Key decisions & tradeoffs
- Plain HTML/CSS/JS over a framework
- The app has no build step, no
node_modules, no CI pipeline. It loads in one request and runs on GitHub Pages for free. The tradeoff is that any real state complexity would become painful fast — but for a tool this focused, it never got there. - Google Sheets as the schedule source, not the Apps Script
- Routing the practice calendar through the same script endpoint would have been cleaner architecturally — one data source instead of two. But it would have made updating the schedule dependent on someone editing a Drive folder structure rather than a spreadsheet row. Non-technical users edit cells; they don't think in terms of Drive folders. I traded a cleaner data model for a workflow that matched how the team actually operates.
- Client-side filtering over server-side
- Excluding a person from all views could have been done at the Apps Script layer, but that would mean deploying a script change every time the roster shifts.
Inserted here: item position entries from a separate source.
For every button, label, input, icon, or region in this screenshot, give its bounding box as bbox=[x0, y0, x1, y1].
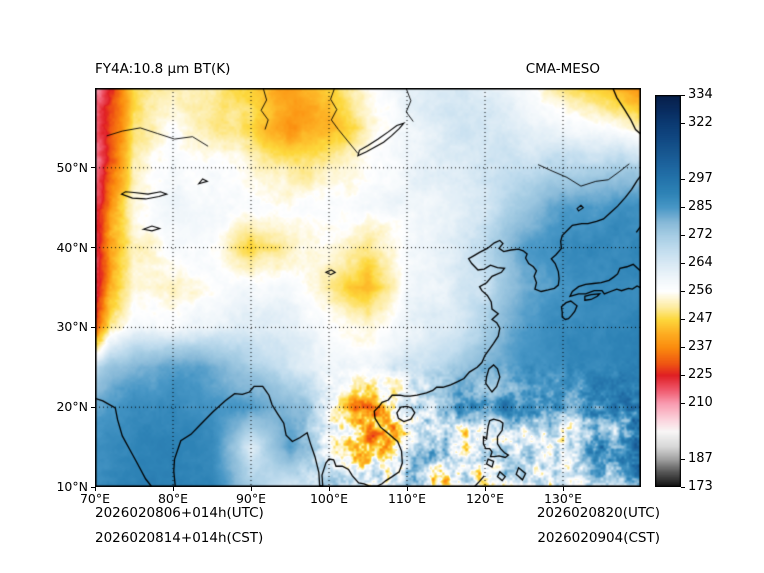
colorbar-tick bbox=[681, 262, 685, 264]
colorbar-tick-label: 285 bbox=[688, 199, 713, 214]
colorbar-tick bbox=[681, 346, 685, 348]
y-tick-label: 40°N bbox=[56, 239, 88, 255]
colorbar-tick-label: 272 bbox=[688, 227, 713, 242]
x-tick bbox=[250, 487, 252, 491]
x-tick bbox=[172, 487, 174, 491]
x-tick-label: 100°E bbox=[309, 491, 348, 506]
x-tick-label: 110°E bbox=[387, 491, 426, 506]
colorbar-tick bbox=[681, 486, 685, 488]
colorbar-tick-label: 225 bbox=[688, 367, 713, 382]
x-tick bbox=[328, 487, 330, 491]
init-time-utc: 2026020806+014h(UTC) bbox=[95, 505, 264, 521]
bt-map-canvas bbox=[95, 88, 641, 487]
x-tick-label: 70°E bbox=[79, 491, 111, 506]
y-tick-label: 20°N bbox=[56, 399, 88, 415]
colorbar-tick-label: 264 bbox=[688, 255, 713, 270]
y-tick bbox=[91, 406, 95, 408]
colorbar-tick bbox=[681, 290, 685, 292]
colorbar-tick-label: 297 bbox=[688, 171, 713, 186]
x-tick bbox=[562, 487, 564, 491]
colorbar-tick bbox=[681, 458, 685, 460]
x-tick-label: 130°E bbox=[543, 491, 582, 506]
colorbar-tick-label: 210 bbox=[688, 395, 713, 410]
y-tick bbox=[91, 247, 95, 249]
colorbar-tick-label: 322 bbox=[688, 115, 713, 130]
x-tick-label: 80°E bbox=[157, 491, 189, 506]
init-time-cst: 2026020814+014h(CST) bbox=[95, 530, 264, 546]
colorbar-tick bbox=[681, 374, 685, 376]
colorbar-tick bbox=[681, 234, 685, 236]
valid-time-cst: 2026020904(CST) bbox=[537, 530, 660, 546]
valid-time-utc: 2026020820(UTC) bbox=[536, 505, 660, 521]
colorbar-tick-label: 187 bbox=[688, 451, 713, 466]
x-tick bbox=[406, 487, 408, 491]
y-tick-label: 10°N bbox=[56, 479, 88, 494]
colorbar-tick bbox=[681, 94, 685, 96]
colorbar-tick bbox=[681, 122, 685, 124]
y-tick-label: 30°N bbox=[56, 319, 88, 335]
x-tick-label: 120°E bbox=[465, 491, 504, 506]
colorbar-tick bbox=[681, 206, 685, 208]
y-tick-label: 50°N bbox=[56, 159, 88, 175]
x-tick bbox=[484, 487, 486, 491]
x-tick-label: 90°E bbox=[235, 491, 267, 506]
plot-title: FY4A:10.8 μm BT(K) bbox=[95, 61, 231, 77]
colorbar-tick bbox=[681, 318, 685, 320]
colorbar-tick-label: 247 bbox=[688, 311, 713, 326]
y-tick bbox=[91, 167, 95, 169]
colorbar-tick-label: 237 bbox=[688, 339, 713, 354]
colorbar-tick-label: 334 bbox=[688, 87, 713, 102]
model-title: CMA-MESO bbox=[525, 61, 600, 77]
colorbar-tick-label: 173 bbox=[688, 479, 713, 494]
x-tick bbox=[94, 487, 96, 491]
colorbar-tick bbox=[681, 402, 685, 404]
colorbar-tick bbox=[681, 178, 685, 180]
y-tick bbox=[91, 486, 95, 488]
y-tick bbox=[91, 326, 95, 328]
colorbar bbox=[655, 95, 681, 487]
colorbar-tick-label: 256 bbox=[688, 283, 713, 298]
Keeping the filter list in the front-end JS means the script stays generic and the app owns its own roster.
- No accounts, ever
- The tool is intentionally opaque to anonymous usage. There's no way to know how many people are using it at any moment, and no persistent state per user. That's a real limitation if the team ever wanted to track attendance or send reminders — but it also meant there was nothing to maintain and nothing to break.
Outcome
- Replaced Doodle entirely — the team links directly to the app rather than creating a new poll each cycle.
- 10+ members across the roster, with availability cross-referenced automatically.
- Lighthouse score 95+ after the UX audit pass — from a starting point that had 24 accessibility violations.
- A full audit cycle went from roughly 3 hours manually to under 10 minutes with tooling — the leverage came from structured issue creation, which is the part that normally gets skipped.
Reflection
The multi-layer fallback (Live → Cached → Snapshot) was worth building. The Apps Script endpoint occasionally times out, and without it the app would just show a blank state. That said, if I rebuilt this, I'd probably move the schedule data into the same script endpoint rather than a separate Sheets CSV — the two-source architecture creates a subtle state mismatch that I papered over with client-side merging logic.
The accessibility audit was the most surprising part of the build. A tool that looked finished had 24 violations. Running the audit as an explicit step rather than relying on "looks fine" was the only reason those got caught.